Prix des carburants en Corse : l’Autorité de la concurrence s’est « saisie d’office ».

Prix des carburants en Corse : l’Autorité de la concurrence s’est « saisie d’office ».

21 décembre 2021 0 Par MMS
Partagez cet article :

L’autorité de la concurrence  s’est « saisie d’office » de la question de l’approvisionnement, du stockage et de la distribution des carburants dans l’île. Si des pratiques anti concurrentielles sont suspectées, elle seront notifiées aux entreprises et aux association d’entreprises du secteur qui devront alors entamer une procédure contradictoire.

En 2020 l’autorité de la concurrence avait déjà rendu un avis pour mieux contrôler le problème du monopole du stockage et de l’approvisionnement des carburants en Corse.

Par la décision 21-SO-17 du 15 décembre 2021, l’Autorité de la concurrence s’est saisie d’office de pratiques présumées dans le secteur de l’approvisionnement, du stockage et de la distribution des carburants en Corse.

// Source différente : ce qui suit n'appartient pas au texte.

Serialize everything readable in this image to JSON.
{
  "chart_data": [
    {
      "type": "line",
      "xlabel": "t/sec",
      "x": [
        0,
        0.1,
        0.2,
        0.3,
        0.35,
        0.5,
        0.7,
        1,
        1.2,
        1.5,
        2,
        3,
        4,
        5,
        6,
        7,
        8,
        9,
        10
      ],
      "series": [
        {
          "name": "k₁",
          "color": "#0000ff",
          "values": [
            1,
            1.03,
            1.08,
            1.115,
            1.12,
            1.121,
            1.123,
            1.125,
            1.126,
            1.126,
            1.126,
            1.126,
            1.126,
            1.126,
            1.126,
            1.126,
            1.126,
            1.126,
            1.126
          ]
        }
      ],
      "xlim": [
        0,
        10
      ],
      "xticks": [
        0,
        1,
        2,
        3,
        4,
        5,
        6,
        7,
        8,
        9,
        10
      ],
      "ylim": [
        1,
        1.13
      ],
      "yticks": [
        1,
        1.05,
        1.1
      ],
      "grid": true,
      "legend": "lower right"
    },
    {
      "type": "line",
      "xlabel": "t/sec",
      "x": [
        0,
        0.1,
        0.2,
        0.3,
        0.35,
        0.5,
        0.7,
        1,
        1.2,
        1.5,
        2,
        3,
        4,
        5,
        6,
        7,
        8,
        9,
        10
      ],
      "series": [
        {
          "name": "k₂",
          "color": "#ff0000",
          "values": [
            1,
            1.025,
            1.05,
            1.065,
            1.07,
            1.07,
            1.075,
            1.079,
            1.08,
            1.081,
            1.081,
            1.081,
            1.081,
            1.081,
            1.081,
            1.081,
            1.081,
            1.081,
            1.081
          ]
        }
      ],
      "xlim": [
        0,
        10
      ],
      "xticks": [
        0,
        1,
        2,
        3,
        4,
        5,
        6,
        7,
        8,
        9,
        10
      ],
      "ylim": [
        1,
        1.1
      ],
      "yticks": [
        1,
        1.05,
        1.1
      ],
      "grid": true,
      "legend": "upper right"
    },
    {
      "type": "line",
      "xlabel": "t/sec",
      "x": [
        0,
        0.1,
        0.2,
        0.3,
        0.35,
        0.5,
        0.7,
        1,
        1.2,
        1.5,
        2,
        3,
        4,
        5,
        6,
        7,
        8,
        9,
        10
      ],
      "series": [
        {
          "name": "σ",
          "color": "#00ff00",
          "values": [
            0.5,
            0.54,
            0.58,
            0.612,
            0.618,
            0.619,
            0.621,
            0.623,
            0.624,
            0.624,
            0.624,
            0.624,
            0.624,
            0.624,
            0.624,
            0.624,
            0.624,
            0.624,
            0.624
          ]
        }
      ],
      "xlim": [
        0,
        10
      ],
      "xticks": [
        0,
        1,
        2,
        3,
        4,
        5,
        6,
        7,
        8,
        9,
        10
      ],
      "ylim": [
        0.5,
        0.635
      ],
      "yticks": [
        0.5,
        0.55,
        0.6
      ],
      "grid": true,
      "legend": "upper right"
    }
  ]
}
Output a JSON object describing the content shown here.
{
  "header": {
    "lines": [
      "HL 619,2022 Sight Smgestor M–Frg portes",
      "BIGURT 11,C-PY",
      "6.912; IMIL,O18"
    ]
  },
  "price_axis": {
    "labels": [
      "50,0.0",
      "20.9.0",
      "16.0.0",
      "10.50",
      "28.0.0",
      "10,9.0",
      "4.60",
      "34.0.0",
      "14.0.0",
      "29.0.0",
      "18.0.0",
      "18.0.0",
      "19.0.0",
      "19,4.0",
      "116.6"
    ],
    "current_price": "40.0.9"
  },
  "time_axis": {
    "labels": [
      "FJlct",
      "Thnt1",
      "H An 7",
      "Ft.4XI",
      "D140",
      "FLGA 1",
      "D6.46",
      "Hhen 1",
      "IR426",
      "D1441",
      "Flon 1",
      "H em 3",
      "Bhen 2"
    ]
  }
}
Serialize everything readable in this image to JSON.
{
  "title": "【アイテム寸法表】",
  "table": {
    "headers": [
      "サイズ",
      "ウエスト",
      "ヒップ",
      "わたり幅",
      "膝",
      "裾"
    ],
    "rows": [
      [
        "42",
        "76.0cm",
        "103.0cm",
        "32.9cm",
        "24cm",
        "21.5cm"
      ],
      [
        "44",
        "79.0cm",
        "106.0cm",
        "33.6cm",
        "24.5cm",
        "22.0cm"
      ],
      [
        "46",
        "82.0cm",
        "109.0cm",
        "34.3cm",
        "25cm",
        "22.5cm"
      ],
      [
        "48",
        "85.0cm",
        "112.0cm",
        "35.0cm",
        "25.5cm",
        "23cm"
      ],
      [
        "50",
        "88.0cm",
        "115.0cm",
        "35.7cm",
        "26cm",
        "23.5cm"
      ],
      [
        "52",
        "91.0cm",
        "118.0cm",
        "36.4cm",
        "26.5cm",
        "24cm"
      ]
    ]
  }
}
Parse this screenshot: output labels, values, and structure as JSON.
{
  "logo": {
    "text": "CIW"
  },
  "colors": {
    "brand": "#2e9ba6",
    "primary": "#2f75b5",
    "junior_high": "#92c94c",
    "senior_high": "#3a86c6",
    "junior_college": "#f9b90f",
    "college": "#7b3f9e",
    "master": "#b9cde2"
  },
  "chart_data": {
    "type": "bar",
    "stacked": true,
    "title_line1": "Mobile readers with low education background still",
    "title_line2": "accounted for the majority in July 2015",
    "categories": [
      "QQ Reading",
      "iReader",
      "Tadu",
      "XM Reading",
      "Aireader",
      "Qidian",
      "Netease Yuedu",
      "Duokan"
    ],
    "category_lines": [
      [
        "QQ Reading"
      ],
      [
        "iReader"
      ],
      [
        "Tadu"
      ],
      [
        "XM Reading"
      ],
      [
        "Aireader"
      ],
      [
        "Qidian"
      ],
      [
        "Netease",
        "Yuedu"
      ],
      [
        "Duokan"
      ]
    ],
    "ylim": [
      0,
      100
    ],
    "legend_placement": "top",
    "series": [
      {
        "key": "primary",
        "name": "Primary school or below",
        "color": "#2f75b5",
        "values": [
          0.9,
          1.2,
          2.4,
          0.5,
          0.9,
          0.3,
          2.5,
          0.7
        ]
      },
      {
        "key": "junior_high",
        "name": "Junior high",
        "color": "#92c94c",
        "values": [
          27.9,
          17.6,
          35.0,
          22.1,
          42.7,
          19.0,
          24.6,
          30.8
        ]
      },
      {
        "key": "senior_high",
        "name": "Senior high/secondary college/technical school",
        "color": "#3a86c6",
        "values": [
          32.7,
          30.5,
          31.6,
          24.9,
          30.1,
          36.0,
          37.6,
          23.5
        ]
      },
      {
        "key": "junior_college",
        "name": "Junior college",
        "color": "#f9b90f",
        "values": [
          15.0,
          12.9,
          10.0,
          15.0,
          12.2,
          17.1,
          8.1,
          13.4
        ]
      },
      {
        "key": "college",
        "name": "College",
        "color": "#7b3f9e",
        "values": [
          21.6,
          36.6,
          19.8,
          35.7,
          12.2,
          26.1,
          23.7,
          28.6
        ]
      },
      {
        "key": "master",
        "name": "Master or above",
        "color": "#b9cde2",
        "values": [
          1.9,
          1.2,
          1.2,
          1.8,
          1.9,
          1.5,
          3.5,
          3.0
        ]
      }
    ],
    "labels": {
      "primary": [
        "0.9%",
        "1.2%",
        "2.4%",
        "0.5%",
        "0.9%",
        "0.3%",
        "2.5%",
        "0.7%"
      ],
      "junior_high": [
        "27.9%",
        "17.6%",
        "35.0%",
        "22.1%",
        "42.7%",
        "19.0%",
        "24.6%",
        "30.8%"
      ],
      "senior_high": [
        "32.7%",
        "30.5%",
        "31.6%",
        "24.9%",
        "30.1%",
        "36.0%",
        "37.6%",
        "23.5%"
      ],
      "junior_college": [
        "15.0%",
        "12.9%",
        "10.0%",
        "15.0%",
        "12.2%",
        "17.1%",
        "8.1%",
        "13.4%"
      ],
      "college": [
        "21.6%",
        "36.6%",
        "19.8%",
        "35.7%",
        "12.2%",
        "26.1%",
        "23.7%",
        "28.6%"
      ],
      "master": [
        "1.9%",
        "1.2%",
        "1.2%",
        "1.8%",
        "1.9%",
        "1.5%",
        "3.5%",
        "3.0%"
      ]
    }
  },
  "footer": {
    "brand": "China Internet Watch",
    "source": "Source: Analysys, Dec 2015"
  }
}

Par un avis du 17 novembre 2020 (Avis 20-A-11 relatif au niveau de concentration des marchés en Corse et son impact sur la concurrence locale) l’Autorité avait déjà examiné le fonctionnement de la concurrence dans ce secteur. La décision de saisine d’office fait suite à une enquête diligentée par les services d’instruction dans le même secteur depuis quelques mois. Elle leur ouvre la possibilité, s’ils suspectent des pratiques anticoncurrentielles, de les poursuivre en notifiant des griefs aux entreprises ou associations d’entreprises concernées. Le cas échéant, cette notification ouvre une procédure contradictoire permettant l’exercice des droits de la défense par une ou plusieurs entités en cause.

Cette décision de saisine d’office ne préjuge en rien de la culpabilité de quelque entreprise ou association d’entreprises que ce soit. Dans l’hypothèse où des griefs seraient finalement notifiés, seule une instruction menée de façon contradictoire, dans le respect des droits de la défense des parties concernées, permettrait au collège de déterminer, après échanges d’observations écrites et après une séance orale, si ceux-ci sont ou non fondés.

L’Autorité de la concurrence ne fera aucun autre commentaire, ni sur les pratiques suspectées, ni sur l’identité des entreprises ou associations d’entreprises potentiellement concernées.